Abhilfeklage in vier Phasen

Die Abhilfeklage soll aus vier Phasen bestehen: Sofern das Gericht die Ansprüche für dem Grunde nach gerechtfertigt hält, ergeht ein Abhilfegrundurteil. Dieses Abhilfegrundurteil hält die Voraussetzungen für eine Anspruchsberechtigung fest, ebenso die von jedem einzelnen Verbraucher zu erbringenden Berechtigungsnachweise.

Eine Ausnahme gilt für Verfahren, in denen eine Leistung an namentlich benannte Verbraucher begehrt wird: Hier kann im Unterschied zum Abhilfegrundurteil ein reguläres Endurteil auf Zahlung ergehen, um das Verfahren zu beschleunigen.

An das Abhilfegrundurteil folgt eine Vergleichsphase, in der das beklagte Unternehmen und die klagende Stelle versuchen, eine gütliche Einigung zu finden.

Gelingt dies nicht, geht das Verfahren in die dritte Phase, in der das Gericht darüber entscheidet, in welcher Form das Unternehmen die Verbraucher zu entschädigen hat. Diese Entscheidung soll „Abhilfeendurteil“ heißen und legt den gegebenenfalls vom beklagten Unternehmen zu leistenden kollektiven Gesamtbetrag sowie die Details der Phase vier, des Umsetzungsverfahrens, fest. Das Unternehmen würde seine Leistungen in einen „Umsetzungsfonds“ einzahlen. Das Gericht bestellt einen sogenannten Sachverwalter, der die Anspruchsberechtigung der registrierten Verbraucher prüft und die Ausschüttung des Gesamtbetrages an die berechtigten Verbraucher vornimmt.

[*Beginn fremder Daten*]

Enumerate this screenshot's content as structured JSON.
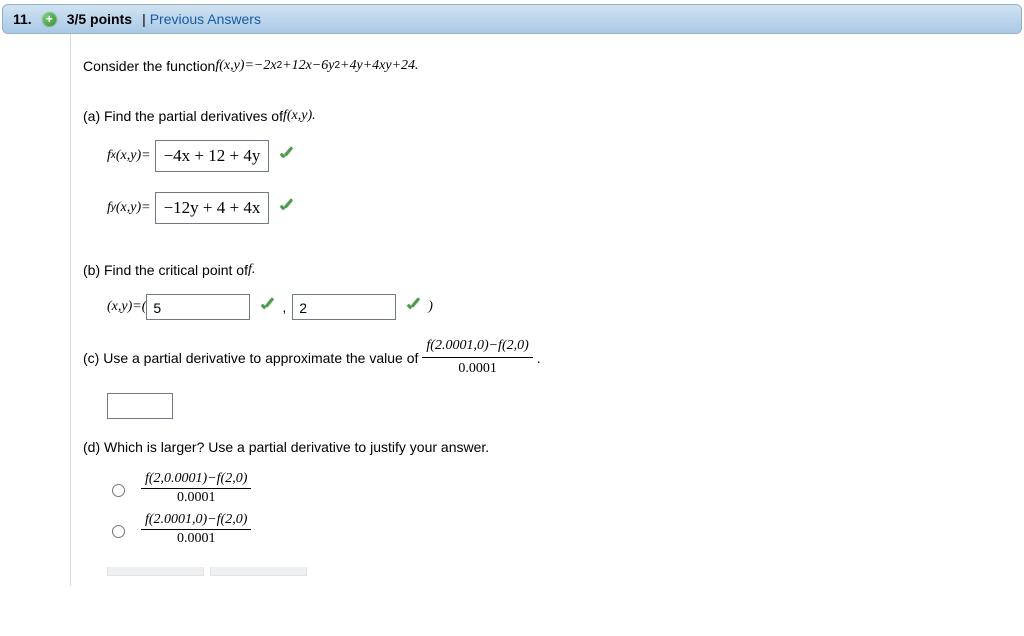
{
  "header": {
    "number": "11.",
    "expand_symbol": "+",
    "points": "3/5 points",
    "divider": "|",
    "prev_answers": "Previous Answers"
  },
  "intro": {
    "text_pre": "Consider the function  ",
    "expr_lhs": "f(x,y)=",
    "expr_rhs": "−2x",
    "expr_rhs2": "+12x−6y",
    "expr_rhs3": "+4y+4xy+24."
  },
  "partA": {
    "label": "(a) Find the partial derivatives of ",
    "label_f": "f(x,y).",
    "fx_label_pre": "f",
    "fx_label_sub": "x",
    "fx_label_post": "(x,y)=",
    "fx_answer": "−4x + 12 + 4y",
    "fy_label_pre": "f",
    "fy_label_sub": "y",
    "fy_label_post": "(x,y)=",
    "fy_answer": "−12y + 4 + 4x"
  },
  "partB": {
    "label": "(b) Find the critical point of ",
    "label_f": "f.",
    "xy_pre": "(x,y)=( ",
    "x_val": "5",
    "comma": ",",
    "y_val": "2",
    "close": ")"
  },
  "partC": {
    "label": "(c) Use a partial derivative to approximate the value of",
    "frac_num": "f(2.0001,0)−f(2,0)",
    "frac_den": "0.0001",
    "period": "."
  },
  "partD": {
    "label": "(d) Which is larger? Use a partial derivative to justify your answer.",
    "opt1_num": "f(2,0.0001)−f(2,0)",
    "opt1_den": "0.0001",
    "opt2_num": "f(2.0001,0)−f(2,0)",
    "opt2_den": "0.0001"
  }
}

Unterschiede zur Musterfeststellungsklage

Das geplante neue Instrument unterscheidet sich von der 2018 in Deutschland eingeführten Musterfeststellungsklage insofern, als dass die Musterfeststellungsklage lediglich zur gerichtlichen Feststellung von Tatsachen oder Rechtsfragen führt. Seinen individuellen Anspruch muss jeder einzelne Verbraucher im Anschluss vor Gericht durchsetzen. Bei der geplanten Abhilfeklage würden jedoch im Erfolgsfall alle Teilnehmer direkt eine Entschädigung erhalten, ohne nochmals einzeln prozessieren zu müssen. Die Musterfeststellungsklage soll jedoch nicht aus dem deutschen Rechtssystem verschwinden, sondern gleichberechtigt neben der Abhilfeklage fortbestehen: Die klageberechtigten Verbände sollen künftig die Wahl haben, ob sie eine Abhilfeklage oder eine Musterfeststellungsklage einreichen wollen.